The people there had expected nothing, anticipated no help, and so were not disappointed when it didn’t come. They did what they could for their own and for their neighbors. Just as they’d rescued themselves, they now chipped away with pickaxes and shovels at the mud that held fast like cement, unearthing what was left of their homes one wheelbarrow at a time.

Two years later, I visited again. None of the five thousand homes promised by the state’s governor and financed with federal money had been built. This was bewildering to me, but the residents shrugged it off. They had no time or energy to waste clamoring for help that wouldn’t come, at least not in this lifetime. They saved themselves. What they couldn’t do, “Deus dará.”

I spent six days in Teresópolis during the rains. After the first day and a half, Rodrigues, the cameraman, and the photographer had taken off for the neighboring town, Nova Friburgo. Its downtown had been washed out. They’d left me with Bira, the driver who’d helped me during the Alemão siege.

He was as broad and deep as a chest of drawers, raised in the working-class suburbs of Rio, evangelical, married with children. Their photos were framed next to the steering wheel. While I did my work he sat in the car, smoking. We didn’t talk about much other than logistics. That’s what we were doing late one evening at our hotel when he asked, between bites of a soggy white bread and ham sandwich, why I’d never married. I ignored the question and turned to the TV. I was too tired for a line of questioning I’d heard too often since my return. He pressed on: Did I have a boyfriend? Cleaned up, I’d look okay, he offered.

I nodded and took another swig of Johnnie Walker, the hotel bar’s only offering other than a fiery cachaça. I saw myself through his eyes: disheveled, dirty, unmarried, so different from the women he knew. He meant well, but the last few days, and for that matter, the months since I’d returned to Brazil, had been bewildering enough without a reminder of how little I fit in. I knocked off the whiskey and went to my room.

We left for Rio the following afternoon. The hour-and-a-half ride back to my apartment was silent. As he dropped me off, he looked for something to say: “Do something to your hair. You’ll feel better.”

I ran the two floors up to my apartment, still in the muddy jeans, socks, and shoes I’d worn all week. It all reeked of death. Each morning in the mountains I had pulled these things on and tried not to think of all that was embedded in that dirt. As soon as I walked through my door I tore these off, stuffed them in a plastic bag, and tossed them down the trash chute. I wanted to leave that behind, clean myself, scrub off the grit under my nails, and wash the stench that lingered in my nose and on my skin.

I put on a bathing suit and ran to the beach, looking for the Rio fix: the sun-flecked sea, warm breeze against the skin. But the hour-and-a-half ride had not put enough distance between what I’d seen in the mountains and the sparkle of Ipanema on a hot summer day. The beach was packed. The golden light, the free-floating libido of Rio in the months between New Year’s and Carnaval, all those bodies so juicy with life—it all struck me as grotesque.
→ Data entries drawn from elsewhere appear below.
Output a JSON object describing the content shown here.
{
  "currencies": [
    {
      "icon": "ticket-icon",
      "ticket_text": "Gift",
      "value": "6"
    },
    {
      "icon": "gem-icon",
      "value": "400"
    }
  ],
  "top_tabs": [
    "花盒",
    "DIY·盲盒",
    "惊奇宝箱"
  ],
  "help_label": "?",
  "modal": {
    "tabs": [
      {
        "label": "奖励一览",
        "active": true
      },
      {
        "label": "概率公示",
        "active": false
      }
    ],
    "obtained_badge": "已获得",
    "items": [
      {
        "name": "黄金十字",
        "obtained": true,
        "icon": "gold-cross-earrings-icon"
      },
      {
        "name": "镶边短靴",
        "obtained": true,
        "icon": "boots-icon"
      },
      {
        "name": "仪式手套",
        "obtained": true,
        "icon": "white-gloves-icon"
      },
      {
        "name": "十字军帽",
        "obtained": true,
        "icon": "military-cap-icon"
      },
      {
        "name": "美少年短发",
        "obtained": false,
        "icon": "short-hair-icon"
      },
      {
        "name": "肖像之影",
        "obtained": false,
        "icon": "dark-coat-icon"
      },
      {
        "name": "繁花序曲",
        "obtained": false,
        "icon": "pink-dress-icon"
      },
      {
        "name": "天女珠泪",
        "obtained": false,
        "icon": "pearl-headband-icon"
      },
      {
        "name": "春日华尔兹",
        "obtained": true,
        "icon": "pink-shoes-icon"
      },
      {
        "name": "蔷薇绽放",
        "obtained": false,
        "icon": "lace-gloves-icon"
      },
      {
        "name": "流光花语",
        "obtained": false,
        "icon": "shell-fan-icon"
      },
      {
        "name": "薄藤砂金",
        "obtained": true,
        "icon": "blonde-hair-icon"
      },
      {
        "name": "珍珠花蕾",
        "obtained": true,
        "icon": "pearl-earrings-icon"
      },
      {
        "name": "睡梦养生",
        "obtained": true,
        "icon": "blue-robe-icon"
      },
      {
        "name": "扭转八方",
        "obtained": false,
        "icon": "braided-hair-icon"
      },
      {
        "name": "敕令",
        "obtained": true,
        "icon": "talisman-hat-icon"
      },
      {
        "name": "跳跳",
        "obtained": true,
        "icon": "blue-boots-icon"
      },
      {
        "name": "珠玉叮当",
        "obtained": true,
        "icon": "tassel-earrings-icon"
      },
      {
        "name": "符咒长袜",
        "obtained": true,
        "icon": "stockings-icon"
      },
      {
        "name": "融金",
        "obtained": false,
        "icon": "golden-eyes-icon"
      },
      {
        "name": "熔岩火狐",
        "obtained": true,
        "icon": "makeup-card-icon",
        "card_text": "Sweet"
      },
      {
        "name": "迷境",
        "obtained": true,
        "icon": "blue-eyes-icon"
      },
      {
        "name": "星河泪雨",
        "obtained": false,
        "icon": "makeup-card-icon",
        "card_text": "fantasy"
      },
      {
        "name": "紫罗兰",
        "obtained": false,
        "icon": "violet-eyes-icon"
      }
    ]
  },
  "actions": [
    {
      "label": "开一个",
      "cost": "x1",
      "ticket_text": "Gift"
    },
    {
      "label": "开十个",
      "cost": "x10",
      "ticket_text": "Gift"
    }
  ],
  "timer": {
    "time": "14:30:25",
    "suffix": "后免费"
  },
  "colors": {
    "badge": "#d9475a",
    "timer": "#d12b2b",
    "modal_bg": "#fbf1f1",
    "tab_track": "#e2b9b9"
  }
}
I headed back to my still-empty apartment. Curled up on the camping pad that served as my bed, I shut out the brightness of Rio’s summer and let the events of the last few days swell and take over my thoughts. This was not my tragedy and the pain wasn’t mine to feel, but some of that suffering had made its way in, like the mud that had become embedded in my clothes, my shoes, under my nails. I carried scraps of lives with me, bits that never made it into articles: there was the family that had saved for years to build a house and then had died in it; there was the mother mourning her little girl who had been so smart, so good in school, there was the nephew who took me along as he looked for the bodies of his aunt and uncle in the ravine below where their house had stood. For the next few hours, I gave myself over to grieving for these people, these names and faces that I knew only briefly but whose stories were now meshed with my own.

Felipe, the photographer, had stayed behind in the mountains, working in the town of Nova Friburgo in increasingly appalling conditions for nearly three weeks. Later he told me that he couldn’t wash the smell away. He took several showers, scrubbing himself, but couldn’t get rid of the stink of death. Eventually he realized it had permeated the hair on his body. He had to shave himself entirely to get rid of it.

“It was fucked-up, man. Fucked-up,” he said, shaking his head.

In a bizarre coda to that week, Bira, the taxi driver, suffered a freak accident after dropping me off. He’d stopped at a gas station to refuel. His cab ran on natural gas, as many in Rio do. Something went horribly wrong; the car exploded in flames. He’d been inside. The cab’s doors and windows locked automatically. Bira was strong enough to break the window on his side and hoist much of his torso out through it, but he was left with severe burns over much of his body. I learned about it at the office on Monday. We took up a collection to help his family.

I went home reeling from the news. I’d been in Brazil for two months. It wasn’t supposed to be like this. My daydreams of return had been suffused with feelings of belonging, of being surrounded by people who looked like me, who spoke the language of my grandparents. I knew there would be surprises, but this homecoming was tougher than I’d anticipated.

There was no welcoming glint of recognition in anyone’s eye, no identification of the latent Brazilian under the rather American way I carried myself. I walked too fast and asked direct questions. At parties, I found myself awkwardly inching back, trying to keep an arm’s length between myself and some Carioca who would inevitably step in to close the gap. Even the cadence of my speech alerted others that there was something off. I wasn’t from around these parts.

Instead of letting me feel finally at home, life in Rio was a series of reminders of the strange, hybrid creature I’d become. I’d come to expect that moment when whoever I was talking to looked at me askance and asked, “Where are you really from?” Taxi drivers who picked up on my foreignness ran me in loops around town; waiters added surcharges to the bill. I’d never felt so out of place as in those first few months back “home.”

One of the aspects of Rio that I found most difficult was the violence that permeates life. This could be the violence inherent to very unequal societies, reflected in the neglect of people and the environment I’d seen in the mountains; or the overt aggression represented by the shoot-outs in the hills and the police patrol cars that rolled by, their windows spiked with nozzles of semi-automatics. Cariocas lived with this and carried on with a resilience and calm that eluded me.

Nearly one thousand people died in the mountains around Teresópolis; more than two hundred were never found. Over the next few years I returned dozens of times and would always look for scars in the mountains’ great sloping shoulders. I’d fall into distraction and find my eyes combing the landscape for particularly steep gradients, clear-cut hillsides, or poorly anchored homes where the land would give if there were another sustained storm. I saw potential tragedy everywhere.

I wasn’t entirely wrong. After the destruction, the media had pointed to existing surveys done in all three of the most heavily damaged towns that outlined the risks. The rainfall had been heavy and targeted: at the peak of the storm, as much water came down in one day as was expected in two weeks. But this is not unusual for a tropical summer. Massive storms do happen and could happen again. There were people living in danger all around the state. Everyone knew this.

Little has changed since then. Data from Rio’s geological services released in September 2013 showed there were more than 207,000 people living in areas of risk in Rio de Janeiro State, nearly all of them in favelas. About 100,000 of them are in the capital, followed by the same outlying cities that were struck in 2011: Nova Friburgo, Teresópolis, and Petrópolis.